Odde believes that “male-sexed semen is an opportunity to capture value”, helping farm’s bottom lines by creating cattle that the market demand.
Since retiring from academia, Odde has focused on creating more profitability for his family’s commercial cow-calf enterprise in South Dakota, USA.
“About six years ago, I was sitting at the sale barn in Mobridge, South Dakota, and the price spread between steers and heifers just struck me that day,” Odde says.
From that “aha moment,” Odde started to pursue what a sexed semen breeding programme could look like for his enterprise.
He shares strategies and protocols to consider for success, including fertility differences between cows and heifers, the use of split-time or fixed-time artificial insemination (AI) and the value of using breeding indicator patches to measure estrus intensity.
Value of breeding for males
Before breeding with sexed semen, Odde looked back at industry trends to see the economic impact of breeding for more males.
“We have years of history when most sexed semen was targeted at producing females. Breeding for males is a shift in thinking, and ultimately it is driven by how high the price difference is between steers and heifers.”
Data from Superior Livestock (see Figure 1) shows the price per hundredweight (cwt) difference between steers and heifers has been on an “upward” trend for nearly 30 years.
Odde says the price difference between steers and heifers has been primarily driven by increasing carcass weights and the rising cost of gain.
Feedlot closeout performance data in Kansas (see Figure 2) from August 2017 showed the average cost of gain was $5.66 per cwt higher for heifers versus steers.
That year, he added, corn was relatively cheap to feed at $3.91 per bushel.
In August 2022, the average cost of gain was $12.77 per cwt higher for heifers than for steers when the corn price was $8.69 per bushel.
“Steers can be fed to higher weights more efficiently.
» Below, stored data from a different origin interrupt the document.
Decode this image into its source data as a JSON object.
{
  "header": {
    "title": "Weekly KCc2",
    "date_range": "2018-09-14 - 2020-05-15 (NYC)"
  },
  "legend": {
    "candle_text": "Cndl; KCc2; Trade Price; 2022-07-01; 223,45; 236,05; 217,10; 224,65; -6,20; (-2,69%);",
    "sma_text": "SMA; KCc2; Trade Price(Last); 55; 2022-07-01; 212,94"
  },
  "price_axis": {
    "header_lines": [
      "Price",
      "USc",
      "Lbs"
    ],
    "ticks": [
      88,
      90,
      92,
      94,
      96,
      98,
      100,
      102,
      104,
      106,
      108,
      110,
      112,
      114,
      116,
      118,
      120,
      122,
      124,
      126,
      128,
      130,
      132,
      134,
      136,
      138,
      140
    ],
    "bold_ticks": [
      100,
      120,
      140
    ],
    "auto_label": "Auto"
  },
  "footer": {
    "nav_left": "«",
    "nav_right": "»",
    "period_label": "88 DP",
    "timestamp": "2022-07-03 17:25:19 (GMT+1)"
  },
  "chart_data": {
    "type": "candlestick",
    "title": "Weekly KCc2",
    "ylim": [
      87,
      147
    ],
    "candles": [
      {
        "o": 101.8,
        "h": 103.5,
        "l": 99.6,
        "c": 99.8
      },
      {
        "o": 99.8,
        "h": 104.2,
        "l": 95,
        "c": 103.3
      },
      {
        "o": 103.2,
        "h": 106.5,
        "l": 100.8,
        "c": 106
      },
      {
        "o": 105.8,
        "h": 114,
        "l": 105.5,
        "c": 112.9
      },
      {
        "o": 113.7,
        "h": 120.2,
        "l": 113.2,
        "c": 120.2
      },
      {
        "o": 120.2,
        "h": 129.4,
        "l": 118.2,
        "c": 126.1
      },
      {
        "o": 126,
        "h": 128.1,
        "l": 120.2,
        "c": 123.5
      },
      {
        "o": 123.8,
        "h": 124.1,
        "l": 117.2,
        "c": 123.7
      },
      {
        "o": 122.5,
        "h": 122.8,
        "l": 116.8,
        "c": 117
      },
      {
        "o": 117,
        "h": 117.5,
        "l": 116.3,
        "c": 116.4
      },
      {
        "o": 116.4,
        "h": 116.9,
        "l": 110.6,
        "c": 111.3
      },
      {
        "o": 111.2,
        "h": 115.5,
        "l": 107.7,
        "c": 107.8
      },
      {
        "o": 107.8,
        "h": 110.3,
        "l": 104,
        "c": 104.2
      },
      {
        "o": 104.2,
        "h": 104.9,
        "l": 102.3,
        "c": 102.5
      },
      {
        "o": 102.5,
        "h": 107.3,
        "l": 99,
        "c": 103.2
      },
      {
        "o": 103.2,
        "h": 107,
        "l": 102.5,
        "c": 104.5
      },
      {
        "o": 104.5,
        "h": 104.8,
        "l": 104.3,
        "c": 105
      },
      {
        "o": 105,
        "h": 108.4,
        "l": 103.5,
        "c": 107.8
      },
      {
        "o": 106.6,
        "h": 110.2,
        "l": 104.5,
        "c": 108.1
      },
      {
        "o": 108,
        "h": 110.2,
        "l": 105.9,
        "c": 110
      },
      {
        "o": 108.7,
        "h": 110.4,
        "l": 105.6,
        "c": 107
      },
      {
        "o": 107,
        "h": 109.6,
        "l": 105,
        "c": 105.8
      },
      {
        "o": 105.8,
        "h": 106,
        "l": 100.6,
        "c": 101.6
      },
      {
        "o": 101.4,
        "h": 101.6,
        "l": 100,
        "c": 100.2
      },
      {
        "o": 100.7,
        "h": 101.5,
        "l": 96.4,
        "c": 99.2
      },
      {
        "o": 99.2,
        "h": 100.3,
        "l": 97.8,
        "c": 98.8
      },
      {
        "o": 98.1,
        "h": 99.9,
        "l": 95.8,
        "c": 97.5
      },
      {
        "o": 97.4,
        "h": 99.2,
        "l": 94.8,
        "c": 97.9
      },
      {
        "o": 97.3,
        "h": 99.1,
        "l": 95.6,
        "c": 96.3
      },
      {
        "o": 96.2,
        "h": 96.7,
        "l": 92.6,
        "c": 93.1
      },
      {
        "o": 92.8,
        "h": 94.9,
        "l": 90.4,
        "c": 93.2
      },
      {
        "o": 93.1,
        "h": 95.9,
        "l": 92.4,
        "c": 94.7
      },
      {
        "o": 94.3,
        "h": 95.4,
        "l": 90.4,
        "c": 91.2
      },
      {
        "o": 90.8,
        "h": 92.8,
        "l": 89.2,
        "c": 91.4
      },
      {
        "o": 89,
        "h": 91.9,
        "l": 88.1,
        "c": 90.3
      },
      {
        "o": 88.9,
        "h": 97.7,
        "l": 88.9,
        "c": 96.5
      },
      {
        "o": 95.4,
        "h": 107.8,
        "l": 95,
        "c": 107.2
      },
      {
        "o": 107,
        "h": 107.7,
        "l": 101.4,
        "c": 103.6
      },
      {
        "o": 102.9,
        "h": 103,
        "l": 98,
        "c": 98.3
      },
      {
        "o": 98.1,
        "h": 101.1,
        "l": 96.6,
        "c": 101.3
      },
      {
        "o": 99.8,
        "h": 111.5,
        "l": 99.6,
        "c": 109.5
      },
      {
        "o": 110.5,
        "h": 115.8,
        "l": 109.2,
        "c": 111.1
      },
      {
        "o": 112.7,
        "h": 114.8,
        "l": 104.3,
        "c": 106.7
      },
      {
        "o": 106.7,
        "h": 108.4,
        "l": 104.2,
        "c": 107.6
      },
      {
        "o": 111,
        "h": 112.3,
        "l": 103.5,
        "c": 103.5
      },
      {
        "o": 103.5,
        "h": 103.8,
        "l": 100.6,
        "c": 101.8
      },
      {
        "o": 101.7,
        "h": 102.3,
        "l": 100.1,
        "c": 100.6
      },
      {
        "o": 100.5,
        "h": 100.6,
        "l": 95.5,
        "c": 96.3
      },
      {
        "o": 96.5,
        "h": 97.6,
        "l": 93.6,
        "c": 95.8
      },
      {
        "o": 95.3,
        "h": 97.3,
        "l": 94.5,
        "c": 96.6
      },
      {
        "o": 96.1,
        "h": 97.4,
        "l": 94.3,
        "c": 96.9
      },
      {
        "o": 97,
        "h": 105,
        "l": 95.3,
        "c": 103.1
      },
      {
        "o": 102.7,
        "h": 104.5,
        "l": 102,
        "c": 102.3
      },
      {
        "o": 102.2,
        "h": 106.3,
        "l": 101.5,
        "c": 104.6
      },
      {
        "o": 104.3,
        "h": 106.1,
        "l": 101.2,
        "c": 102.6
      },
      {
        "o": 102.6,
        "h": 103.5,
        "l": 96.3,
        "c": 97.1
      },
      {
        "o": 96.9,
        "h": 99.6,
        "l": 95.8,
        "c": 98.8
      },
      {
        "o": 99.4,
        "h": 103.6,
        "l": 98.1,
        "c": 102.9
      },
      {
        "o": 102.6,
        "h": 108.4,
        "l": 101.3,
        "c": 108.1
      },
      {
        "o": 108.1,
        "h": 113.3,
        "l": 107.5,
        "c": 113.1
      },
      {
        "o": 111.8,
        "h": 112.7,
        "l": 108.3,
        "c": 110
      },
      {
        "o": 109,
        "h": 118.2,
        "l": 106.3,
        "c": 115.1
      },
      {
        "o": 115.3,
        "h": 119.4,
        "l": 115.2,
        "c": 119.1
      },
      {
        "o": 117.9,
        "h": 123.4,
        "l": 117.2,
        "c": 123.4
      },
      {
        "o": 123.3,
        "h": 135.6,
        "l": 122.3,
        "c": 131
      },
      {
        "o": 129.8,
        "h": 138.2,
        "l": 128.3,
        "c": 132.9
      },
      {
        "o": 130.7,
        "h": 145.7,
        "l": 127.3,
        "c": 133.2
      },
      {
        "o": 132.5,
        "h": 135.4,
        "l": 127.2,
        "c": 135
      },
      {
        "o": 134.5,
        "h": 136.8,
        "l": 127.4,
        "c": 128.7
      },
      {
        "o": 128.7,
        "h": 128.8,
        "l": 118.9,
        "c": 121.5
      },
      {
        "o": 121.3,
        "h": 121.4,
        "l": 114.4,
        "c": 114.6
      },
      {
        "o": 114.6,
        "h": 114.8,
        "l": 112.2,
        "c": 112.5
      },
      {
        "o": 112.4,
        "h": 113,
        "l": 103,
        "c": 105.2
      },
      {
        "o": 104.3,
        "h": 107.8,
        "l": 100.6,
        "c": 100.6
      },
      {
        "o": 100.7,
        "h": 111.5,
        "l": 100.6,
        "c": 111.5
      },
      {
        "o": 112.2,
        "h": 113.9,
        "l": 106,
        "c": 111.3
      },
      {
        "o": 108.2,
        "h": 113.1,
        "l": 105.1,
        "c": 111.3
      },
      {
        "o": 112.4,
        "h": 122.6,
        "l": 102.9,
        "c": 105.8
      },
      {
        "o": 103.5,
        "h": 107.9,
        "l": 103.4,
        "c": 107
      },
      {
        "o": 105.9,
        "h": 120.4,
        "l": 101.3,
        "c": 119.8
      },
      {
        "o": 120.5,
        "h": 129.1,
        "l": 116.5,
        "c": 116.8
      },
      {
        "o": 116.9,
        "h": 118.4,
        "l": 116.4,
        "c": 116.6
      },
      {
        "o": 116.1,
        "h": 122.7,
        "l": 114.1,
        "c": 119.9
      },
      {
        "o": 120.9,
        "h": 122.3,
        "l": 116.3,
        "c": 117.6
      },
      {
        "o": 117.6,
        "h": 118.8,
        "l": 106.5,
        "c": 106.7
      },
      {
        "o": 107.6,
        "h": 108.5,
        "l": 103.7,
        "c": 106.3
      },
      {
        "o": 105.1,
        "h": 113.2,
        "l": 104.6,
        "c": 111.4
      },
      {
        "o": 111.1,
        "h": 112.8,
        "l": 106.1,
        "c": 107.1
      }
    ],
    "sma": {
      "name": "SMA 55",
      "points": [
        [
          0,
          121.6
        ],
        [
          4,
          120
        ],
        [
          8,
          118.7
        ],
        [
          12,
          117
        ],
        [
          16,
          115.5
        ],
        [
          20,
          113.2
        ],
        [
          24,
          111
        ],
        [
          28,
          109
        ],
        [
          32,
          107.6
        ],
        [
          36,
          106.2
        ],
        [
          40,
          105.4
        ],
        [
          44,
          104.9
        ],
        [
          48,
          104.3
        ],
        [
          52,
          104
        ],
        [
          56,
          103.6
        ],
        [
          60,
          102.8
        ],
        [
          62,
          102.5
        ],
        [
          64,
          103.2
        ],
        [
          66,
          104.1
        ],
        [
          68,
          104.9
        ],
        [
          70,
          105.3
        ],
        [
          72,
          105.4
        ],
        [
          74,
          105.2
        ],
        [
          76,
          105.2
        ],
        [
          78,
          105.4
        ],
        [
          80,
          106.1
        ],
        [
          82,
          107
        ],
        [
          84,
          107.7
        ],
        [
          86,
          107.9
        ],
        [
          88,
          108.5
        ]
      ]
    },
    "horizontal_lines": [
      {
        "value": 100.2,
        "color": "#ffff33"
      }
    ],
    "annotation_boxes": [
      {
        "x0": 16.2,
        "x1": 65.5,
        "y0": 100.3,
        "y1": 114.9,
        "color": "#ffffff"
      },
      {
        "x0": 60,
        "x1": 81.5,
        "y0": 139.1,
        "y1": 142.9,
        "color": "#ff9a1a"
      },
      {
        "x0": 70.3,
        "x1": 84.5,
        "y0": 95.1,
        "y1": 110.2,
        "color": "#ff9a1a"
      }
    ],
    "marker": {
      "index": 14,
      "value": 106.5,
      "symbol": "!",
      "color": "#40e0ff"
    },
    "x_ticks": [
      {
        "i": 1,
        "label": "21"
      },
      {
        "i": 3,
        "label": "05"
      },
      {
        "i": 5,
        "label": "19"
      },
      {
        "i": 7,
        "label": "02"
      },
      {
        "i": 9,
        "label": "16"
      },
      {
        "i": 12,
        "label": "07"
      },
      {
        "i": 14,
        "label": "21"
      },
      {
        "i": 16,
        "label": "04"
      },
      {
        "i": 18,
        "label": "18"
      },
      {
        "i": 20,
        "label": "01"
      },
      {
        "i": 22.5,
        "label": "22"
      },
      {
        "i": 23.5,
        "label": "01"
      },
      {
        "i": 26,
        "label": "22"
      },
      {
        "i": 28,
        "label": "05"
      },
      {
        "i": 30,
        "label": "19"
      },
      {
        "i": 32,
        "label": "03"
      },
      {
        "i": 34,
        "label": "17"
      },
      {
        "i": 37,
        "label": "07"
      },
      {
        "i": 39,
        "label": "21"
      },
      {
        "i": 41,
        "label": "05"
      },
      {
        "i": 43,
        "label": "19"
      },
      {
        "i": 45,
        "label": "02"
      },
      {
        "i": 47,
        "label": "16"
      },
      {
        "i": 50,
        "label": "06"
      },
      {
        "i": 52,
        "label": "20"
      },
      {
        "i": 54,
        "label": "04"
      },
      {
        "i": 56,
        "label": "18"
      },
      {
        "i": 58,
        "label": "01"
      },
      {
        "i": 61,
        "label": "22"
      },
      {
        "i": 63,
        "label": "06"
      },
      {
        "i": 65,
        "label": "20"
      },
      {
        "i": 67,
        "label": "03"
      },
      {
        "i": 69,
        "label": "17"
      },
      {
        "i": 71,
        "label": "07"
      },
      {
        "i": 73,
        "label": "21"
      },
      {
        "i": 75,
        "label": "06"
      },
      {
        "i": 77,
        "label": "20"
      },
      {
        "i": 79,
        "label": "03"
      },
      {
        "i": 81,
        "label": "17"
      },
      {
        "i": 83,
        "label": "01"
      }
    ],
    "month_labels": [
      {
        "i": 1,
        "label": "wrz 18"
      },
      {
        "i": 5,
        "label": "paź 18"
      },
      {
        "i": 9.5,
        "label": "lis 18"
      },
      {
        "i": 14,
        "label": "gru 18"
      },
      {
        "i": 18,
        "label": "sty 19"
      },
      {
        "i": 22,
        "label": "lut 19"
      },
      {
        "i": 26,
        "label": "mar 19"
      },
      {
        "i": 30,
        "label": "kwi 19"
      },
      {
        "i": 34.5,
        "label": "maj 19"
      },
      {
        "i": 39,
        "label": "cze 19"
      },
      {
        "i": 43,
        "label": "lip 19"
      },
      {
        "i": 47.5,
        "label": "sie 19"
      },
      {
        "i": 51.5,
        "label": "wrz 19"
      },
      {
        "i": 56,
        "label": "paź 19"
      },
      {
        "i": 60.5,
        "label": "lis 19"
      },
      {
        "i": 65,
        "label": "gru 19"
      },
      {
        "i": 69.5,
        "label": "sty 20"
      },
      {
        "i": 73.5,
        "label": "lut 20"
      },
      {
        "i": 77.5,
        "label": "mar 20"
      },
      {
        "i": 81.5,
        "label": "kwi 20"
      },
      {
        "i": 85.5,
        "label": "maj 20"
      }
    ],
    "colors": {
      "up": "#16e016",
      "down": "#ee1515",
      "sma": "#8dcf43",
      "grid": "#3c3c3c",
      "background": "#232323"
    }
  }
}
The trend of increasing carcass weights could be a driver of producing more male calves with sexed semen, particularly when feed prices are higher.”
The first set of females to be bred with sexed semen on Odde’s ranch used maternal female sexed semen on heifers (see Table 1) and predominantly utilised terminal male sexed semen on cows (see Table 2).
Following an estrus synchronization protocol, heifers were bred by visual heat detection using ESTROTECT Breeding Indicator patches to aid in estrus detection during five days of monitoring. The heifers’ AI pregnancy rate was 63.4%.
In the first year, cows were bred using multiple protocols. With fixed-time AI, cow reproduction rates were 40.9%. Two cow groups were bred using split-time AI at 70 hours post prostaglandin injection for cows with activated ESTROTECT patches.
If patches were not activated, insemination happened at 90 hours with an injection of GnRH. The split-time groups had pregnancy rates of 45% and 47%.
“We think with split-time AI, we were able to pick up a few more cows running them through a second time.”
“However, it is pretty labour intensive, so we have moved towards more fixed-time AI with the cows.”
In the third year of research, male-sexed semen was used across all heifers and cows.
“We have learned we get better fertility on our yearling heifers than on mature cows.”
“We can easily produce more bull calves from our heifers, so that is something we want to evaluate further.”
Words of advice
If you are considering breeding with sexed semen, Odde has tips.
Odde suggests using a protocol that helps make chute-side breeding decisions based on estrus intensity via a breeding indicator patch.
If half of the patch or more is rubbed off, females are good candidates to be bred with sexed semen.
Should less than half of the patch surface ink be rubbed off, it is best to use less expensive conventional semen to help manage the costs of your genetics investment, he recommended.
Keeping an eye on market trends is another management practice to consider, he advised before adding “you need an understanding of the economic dynamics”.
For some herds, it may work better to develop more replacement heifers via sexed semen and marketing those replacements to terminal-focused operations, particularly when replacement females are in demand.
“It could be that male-sexed semen works well in some situations, and a few years later, it may not have the same incentive,”
“When there is a good price difference between steers and heifers, it can really work well,” he concluded.